El presidente chino, Xi Jinping, instó a Estados Unidos a cooperar en comercio e inversión e invitó al presidente Donald Trump a visitar China, en un comienzo cordial tras su primera reunión, la que probablemente sirva para abordar otros temas delicados.

Trump ha dicho que quiere plantear algunas inquietudes sobre las prácticas comerciales de China y presionar a Xi para frenar las ambiciones nucleares de Corea del Norte durante la visita de dos días del mandatario al complejo de Mar-a-Lago en Palm Beach, en el estado de Florida, pero no se esperan grandes acuerdos en ninguno de los dos asuntos.

Ambos lados deberán promover el "sano desarrollo del comercio bilateral y la inversión" y avanzar las negociaciones en un acuerdo de inversión, dijo Xi, según un comunicado publicado en la página del Ministerio de Asuntos Exteriores chino.

"Tenemos un millar de razones para mantener buenas relaciones entre China y Estados Unidos y ninguna para arruinar la relación entre China y Estados Unidos", dijo Xi a Trump.

Trump aceptó la invitación de Xi para visitar China este año, dijo la agencia de noticias estatal china Xinhua citando a funcionarios.

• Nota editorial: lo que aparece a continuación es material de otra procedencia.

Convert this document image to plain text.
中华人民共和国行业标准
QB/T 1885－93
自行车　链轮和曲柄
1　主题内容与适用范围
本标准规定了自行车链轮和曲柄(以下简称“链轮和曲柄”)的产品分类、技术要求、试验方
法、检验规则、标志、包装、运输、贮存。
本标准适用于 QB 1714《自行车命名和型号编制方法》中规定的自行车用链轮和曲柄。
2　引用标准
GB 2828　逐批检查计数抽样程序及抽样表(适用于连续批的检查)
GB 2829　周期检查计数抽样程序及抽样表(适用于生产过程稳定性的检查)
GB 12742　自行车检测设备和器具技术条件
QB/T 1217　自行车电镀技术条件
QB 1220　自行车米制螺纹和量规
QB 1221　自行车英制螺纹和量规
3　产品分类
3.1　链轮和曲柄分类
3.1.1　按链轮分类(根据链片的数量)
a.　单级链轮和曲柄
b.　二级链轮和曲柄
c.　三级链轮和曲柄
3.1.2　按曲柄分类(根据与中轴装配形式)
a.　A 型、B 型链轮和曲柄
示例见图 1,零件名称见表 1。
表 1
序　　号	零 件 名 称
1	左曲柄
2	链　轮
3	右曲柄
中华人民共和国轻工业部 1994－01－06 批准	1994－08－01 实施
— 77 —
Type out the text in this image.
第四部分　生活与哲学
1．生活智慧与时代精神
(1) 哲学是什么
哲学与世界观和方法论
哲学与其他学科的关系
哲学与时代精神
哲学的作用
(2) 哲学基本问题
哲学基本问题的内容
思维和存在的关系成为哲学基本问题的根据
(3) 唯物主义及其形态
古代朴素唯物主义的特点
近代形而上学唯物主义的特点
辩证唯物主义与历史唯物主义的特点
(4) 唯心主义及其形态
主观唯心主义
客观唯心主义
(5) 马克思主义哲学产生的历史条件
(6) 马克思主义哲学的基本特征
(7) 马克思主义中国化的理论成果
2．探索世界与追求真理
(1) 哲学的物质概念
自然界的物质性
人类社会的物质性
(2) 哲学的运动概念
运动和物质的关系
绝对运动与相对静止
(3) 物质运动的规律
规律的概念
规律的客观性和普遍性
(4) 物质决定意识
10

Trump bromeó antes de la cena: "Ya hemos tenido una larga conversación y por ahora no he conseguido nada, absolutamente nada. Pero hemos desarrollado una amistad -puedo verlo- y pienso que a largo plazo vamos a tener una muy muy buena relación y lo estoy deseando".

El ambiente antes de la reunión del jueves se ensombreció por otro asunto de política exterior: la respuesta de Estados Unidos al ataque mortal de gas en Siria.

En Pekín, el Ministerio de Asuntos Exteriores chino instó a todas las partes a encontrar un acuerdo político en Siria.